In August 2015, approaching the end of the season, Kline lined back up at a major race in Canada. “You always have those fears, you don’t want to go through something like that again. When you’re laid up on a bed for two months, it’s not fun. You can only watch so much TV, and you go into a dark place,” he says.
“The first time you bomb a descent, you’re like, ‘Oh man, what if I crash and do it again?’ But at the same time, you started racing for a reason. Because it was something you loved to do.”
Shane Kline, back on the bike
Kline says while many racers hesitate to speak about their faith openly, it was his desire to share his faith that drove him to return to racing.
“I’ve always seen cycling as a platform for me to put out there that I do have faith in a higher power, and believe in God. I know that I’m just one guy, racing a bike a little bit, but if I can get on a podium, and give thanks, it’s a way for me to say, ‘Hey, if you have faith, it’s OK to show it.’

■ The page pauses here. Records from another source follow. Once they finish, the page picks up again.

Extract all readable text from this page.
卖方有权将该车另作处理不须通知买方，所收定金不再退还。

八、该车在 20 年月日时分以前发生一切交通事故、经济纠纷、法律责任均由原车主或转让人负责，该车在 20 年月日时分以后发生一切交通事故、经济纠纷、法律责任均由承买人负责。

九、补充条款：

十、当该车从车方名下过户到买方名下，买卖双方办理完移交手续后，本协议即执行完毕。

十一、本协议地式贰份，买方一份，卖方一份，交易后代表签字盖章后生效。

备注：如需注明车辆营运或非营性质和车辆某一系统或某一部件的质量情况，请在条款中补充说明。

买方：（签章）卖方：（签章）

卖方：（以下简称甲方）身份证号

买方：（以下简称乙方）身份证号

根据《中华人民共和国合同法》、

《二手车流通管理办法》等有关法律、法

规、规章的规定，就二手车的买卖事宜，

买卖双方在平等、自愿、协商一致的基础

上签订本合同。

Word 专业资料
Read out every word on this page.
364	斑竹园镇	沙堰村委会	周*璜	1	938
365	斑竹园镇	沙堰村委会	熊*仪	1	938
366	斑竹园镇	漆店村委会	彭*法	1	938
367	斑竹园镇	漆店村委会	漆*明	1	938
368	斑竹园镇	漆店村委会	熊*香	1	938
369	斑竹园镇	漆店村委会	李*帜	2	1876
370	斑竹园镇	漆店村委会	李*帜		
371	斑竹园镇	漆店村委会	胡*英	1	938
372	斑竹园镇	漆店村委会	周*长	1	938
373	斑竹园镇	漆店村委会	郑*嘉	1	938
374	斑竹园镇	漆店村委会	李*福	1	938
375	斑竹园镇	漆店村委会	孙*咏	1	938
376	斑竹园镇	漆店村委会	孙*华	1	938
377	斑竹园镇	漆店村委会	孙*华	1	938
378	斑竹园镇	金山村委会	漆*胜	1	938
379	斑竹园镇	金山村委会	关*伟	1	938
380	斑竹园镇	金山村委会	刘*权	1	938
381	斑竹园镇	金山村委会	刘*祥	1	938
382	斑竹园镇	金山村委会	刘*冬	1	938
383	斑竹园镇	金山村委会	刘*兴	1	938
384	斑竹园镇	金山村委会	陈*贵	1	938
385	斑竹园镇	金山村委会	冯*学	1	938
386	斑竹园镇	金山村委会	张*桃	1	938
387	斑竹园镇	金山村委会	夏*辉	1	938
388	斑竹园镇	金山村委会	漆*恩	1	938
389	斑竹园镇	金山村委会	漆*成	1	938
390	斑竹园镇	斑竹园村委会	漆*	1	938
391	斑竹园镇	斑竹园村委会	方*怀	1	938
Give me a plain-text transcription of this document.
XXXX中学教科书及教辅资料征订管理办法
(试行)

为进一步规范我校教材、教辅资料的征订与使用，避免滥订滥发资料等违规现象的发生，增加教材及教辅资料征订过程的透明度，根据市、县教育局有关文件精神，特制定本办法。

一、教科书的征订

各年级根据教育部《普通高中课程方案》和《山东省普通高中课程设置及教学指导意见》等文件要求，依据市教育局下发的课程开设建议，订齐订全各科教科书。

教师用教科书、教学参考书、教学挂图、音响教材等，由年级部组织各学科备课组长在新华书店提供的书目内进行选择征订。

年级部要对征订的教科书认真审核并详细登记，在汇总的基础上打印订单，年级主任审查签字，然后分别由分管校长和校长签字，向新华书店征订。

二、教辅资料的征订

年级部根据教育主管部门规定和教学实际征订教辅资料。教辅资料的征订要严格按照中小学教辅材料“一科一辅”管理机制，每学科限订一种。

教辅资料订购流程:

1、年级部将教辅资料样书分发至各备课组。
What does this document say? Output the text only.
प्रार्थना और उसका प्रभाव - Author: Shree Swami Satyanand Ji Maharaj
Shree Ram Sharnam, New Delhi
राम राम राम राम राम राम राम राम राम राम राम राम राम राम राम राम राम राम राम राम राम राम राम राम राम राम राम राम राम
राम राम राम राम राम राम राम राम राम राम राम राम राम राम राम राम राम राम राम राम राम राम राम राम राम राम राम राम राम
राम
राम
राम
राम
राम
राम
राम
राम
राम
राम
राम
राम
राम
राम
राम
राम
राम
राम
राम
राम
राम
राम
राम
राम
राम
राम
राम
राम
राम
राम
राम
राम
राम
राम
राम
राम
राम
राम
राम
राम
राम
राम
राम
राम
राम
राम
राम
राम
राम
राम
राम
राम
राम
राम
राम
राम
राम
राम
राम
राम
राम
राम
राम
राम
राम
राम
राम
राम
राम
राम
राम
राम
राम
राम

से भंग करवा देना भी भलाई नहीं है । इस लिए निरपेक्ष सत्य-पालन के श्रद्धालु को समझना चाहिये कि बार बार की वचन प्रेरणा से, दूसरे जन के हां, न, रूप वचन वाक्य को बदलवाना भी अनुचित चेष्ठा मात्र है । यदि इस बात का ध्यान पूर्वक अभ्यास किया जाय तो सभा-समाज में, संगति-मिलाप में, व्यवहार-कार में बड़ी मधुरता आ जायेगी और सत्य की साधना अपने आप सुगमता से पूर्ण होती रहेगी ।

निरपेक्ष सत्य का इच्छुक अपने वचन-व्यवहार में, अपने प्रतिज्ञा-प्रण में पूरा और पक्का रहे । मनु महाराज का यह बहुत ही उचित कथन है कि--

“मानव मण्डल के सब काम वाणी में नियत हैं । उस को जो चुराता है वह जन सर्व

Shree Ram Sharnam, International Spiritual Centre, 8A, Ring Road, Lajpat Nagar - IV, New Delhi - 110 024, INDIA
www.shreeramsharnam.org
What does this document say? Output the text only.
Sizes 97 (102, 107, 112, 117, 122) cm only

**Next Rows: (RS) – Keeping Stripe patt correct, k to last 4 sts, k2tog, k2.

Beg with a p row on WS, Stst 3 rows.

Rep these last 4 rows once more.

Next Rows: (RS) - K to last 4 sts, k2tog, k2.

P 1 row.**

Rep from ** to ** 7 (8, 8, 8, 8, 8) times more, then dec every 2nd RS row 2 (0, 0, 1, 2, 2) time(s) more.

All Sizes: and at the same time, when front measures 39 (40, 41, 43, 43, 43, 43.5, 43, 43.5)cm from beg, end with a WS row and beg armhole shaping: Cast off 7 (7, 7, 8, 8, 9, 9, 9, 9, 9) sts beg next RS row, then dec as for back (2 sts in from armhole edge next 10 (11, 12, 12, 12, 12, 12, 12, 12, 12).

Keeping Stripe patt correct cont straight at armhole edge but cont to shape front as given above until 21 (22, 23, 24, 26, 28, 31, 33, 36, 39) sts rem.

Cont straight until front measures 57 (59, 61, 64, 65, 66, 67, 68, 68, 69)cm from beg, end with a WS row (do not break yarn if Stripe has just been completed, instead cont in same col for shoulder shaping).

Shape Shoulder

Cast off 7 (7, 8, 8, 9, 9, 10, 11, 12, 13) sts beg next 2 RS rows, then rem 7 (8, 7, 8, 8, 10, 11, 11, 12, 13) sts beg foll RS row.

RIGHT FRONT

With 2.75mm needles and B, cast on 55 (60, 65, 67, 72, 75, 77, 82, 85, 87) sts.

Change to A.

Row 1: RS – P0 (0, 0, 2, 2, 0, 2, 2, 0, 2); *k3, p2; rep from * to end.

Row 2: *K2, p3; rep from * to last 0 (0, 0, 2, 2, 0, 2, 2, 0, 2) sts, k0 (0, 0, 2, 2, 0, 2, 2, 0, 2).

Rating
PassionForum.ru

“To be able to do that, that’s all the motivation I ever needed.”
Look forward
Sometimes it’s not illness or injury that threatens to derail your training or exercise regime, but a spate of bad weather or a long and demoralizing winter. Catherine Ouellete, 19, is a first-year professional racer on Rally Cycling women’s team. She often faces months of sub-freezing and snowy conditions in her home of Saint-Lambert, Quebec, just outside Montreal. The wintry weather typically forces Ouellete to bring her cycling training indoors, spending hours on a stationary bike, battling the boredom of pedaling to nowhere.
Catherine Ouellette, right, at training camp in Southern California with the Rally Cycling Women's team
Ouellete says that though riding indoors isn’t her chosen method of training, it’s certainly an effective way to stay in shape. “The key for me is riding three to four days a week indoors, with breaks in between days on the trainer,” Ouellete says. “That way it’s broken up, and you can keep thinking, ‘OK, just one or two more days to go this week.’ If I tried to ride indoors every day, all week, I would lose motivation very quickly.”
For Ouellete, there’s a carrot at the end of the winter as well — her team’s training camp in sunny California is a reward for her dedication. “That’s something to look forward to while I’m riding inside, and motivates me to stay in shape over the winter,” she says.